La donna ritornò nella polvere del cortiletto con due monetine, e gliele mise in mano senza toccarla.
«Va’ via, ora» la esortò, con un cenno del capo, e Sue si morse le labbra.
«Io…» iniziò a ringraziarla, ma lei mosse le mani come per scacciarla, mentre già si voltava e rientrava. Sue scavalcò la staccionata e si diresse all’emporio, dove vendevano la frutta e la verdura dei giorni precedenti, quella che solo le famiglie più povere volevano comprare, ad un prezzo più basso del normale: l’uomo dietro il bancone si irrigidì e mise mano al pugnale poggiato sul ripiano, osservandola sospettoso, e lei girò intimidita fra gli scaffali spogli, prendendo con sé solo delle mele, del pesce salato e delle carote, che andavano a male meno in fretta del resto; conservò per sé un beret, volendo valutare bene solo in seguito come spenderlo. Il venditore si fece consegnare sospettoso la moneta restante, facendole poi cenno di andare via, il tutto in completo silenzio, e Sue mise gli acquisti nella borsa ed uscì con un sospiro dal negozio… salvo poi rendersi conto che fuori dall’emporio si era radunata una banda di ragazzini.
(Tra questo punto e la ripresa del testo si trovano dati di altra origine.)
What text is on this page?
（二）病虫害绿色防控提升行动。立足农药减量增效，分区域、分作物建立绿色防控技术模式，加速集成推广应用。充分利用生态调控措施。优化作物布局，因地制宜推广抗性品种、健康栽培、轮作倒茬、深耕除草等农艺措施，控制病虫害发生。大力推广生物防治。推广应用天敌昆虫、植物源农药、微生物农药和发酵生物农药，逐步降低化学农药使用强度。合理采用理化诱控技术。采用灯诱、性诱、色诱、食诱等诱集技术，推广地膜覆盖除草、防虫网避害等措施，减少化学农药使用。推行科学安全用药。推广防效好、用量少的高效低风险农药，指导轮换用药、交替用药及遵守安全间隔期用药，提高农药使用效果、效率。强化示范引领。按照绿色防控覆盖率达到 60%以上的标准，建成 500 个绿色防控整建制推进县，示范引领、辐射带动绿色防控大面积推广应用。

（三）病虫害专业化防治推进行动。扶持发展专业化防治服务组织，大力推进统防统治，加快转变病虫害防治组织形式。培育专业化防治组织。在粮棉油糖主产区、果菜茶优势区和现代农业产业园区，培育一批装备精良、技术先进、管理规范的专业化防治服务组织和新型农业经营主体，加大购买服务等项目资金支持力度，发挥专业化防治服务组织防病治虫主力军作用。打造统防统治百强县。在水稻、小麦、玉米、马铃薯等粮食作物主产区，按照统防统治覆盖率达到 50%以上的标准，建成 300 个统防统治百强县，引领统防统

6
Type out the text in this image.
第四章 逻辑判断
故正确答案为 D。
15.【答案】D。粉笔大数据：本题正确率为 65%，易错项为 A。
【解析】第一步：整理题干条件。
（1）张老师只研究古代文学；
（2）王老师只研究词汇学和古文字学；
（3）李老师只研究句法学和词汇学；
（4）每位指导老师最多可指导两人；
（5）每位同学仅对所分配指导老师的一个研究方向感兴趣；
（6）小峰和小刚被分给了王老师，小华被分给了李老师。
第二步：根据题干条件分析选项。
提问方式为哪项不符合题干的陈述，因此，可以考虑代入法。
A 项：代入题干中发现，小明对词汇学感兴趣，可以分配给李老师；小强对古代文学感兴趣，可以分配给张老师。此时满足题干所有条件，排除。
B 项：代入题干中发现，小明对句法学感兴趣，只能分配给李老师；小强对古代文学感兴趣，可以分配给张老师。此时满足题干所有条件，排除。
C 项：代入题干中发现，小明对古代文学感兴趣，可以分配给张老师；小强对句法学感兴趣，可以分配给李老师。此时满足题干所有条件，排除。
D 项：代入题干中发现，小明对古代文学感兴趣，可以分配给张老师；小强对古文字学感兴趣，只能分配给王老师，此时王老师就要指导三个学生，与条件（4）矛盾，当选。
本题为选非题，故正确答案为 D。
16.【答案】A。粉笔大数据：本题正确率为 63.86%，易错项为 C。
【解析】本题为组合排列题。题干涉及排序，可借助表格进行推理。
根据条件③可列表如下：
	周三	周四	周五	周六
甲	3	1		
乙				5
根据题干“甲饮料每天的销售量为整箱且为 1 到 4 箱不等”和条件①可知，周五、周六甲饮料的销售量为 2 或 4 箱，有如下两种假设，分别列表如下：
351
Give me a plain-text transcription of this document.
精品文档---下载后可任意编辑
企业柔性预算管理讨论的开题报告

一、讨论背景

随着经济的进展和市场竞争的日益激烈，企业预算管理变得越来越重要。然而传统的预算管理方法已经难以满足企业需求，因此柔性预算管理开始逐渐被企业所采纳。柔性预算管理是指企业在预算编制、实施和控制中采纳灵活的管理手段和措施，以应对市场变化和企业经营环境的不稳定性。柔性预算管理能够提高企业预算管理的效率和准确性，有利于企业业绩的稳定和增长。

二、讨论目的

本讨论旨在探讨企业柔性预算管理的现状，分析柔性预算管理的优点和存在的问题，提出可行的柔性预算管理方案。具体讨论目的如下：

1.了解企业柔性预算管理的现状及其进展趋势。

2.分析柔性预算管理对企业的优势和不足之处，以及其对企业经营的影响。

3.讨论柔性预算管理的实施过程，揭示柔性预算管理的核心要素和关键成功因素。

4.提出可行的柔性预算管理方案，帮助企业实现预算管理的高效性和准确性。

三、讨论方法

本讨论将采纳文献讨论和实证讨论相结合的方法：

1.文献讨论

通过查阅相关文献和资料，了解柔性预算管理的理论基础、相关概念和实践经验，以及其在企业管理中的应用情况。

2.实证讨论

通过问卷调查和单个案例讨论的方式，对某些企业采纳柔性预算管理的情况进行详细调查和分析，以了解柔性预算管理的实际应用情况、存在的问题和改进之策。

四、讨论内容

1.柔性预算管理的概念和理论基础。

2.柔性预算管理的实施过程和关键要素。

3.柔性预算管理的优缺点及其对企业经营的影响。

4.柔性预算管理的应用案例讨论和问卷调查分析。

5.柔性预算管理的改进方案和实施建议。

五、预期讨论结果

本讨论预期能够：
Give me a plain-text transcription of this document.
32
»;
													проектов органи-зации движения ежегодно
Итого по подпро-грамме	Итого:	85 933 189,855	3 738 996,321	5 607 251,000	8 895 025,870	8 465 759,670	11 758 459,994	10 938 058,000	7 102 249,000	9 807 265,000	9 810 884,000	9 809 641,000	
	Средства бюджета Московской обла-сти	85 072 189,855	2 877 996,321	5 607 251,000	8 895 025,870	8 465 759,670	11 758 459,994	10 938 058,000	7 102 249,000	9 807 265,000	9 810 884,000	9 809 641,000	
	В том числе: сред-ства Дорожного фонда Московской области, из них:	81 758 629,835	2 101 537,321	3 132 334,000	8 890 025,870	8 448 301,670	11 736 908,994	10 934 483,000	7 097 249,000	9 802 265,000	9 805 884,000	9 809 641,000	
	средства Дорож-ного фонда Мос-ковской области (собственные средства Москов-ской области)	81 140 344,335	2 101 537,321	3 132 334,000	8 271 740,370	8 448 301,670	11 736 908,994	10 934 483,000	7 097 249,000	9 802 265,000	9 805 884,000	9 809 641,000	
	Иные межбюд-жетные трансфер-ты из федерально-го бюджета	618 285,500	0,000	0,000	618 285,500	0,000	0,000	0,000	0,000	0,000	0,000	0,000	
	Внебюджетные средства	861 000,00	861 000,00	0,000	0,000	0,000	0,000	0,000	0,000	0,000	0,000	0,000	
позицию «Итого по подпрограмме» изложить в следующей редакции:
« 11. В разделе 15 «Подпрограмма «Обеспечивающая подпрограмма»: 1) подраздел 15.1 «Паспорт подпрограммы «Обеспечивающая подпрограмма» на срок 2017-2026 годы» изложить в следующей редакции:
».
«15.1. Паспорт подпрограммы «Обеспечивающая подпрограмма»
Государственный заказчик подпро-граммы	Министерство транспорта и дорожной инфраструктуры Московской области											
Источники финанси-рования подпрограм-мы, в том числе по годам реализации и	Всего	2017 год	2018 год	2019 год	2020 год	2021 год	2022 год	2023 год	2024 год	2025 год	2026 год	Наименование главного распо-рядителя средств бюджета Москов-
L’alba era infatti ormai passata da un pezzo, e più o meno tutti l’avevano vista uscire dalla locanda e dirigersi lì… per cui ora c’era una piccola folla di marmocchi alti non più della metà di lei, tutti con bastoni e pietre in mano.
«Ci hanno detto che hai usato l’acqua del nostro pozzo» iniziò uno, un po’più grande degli altri; Sue arretrò, ma trovò solo l’entrata della bottega; vi si rifugiò nuovamente dentro, e implorò con lo sguardo il venditore, che con un sospiro si alzò e a passi pesanti si diresse all’entrata.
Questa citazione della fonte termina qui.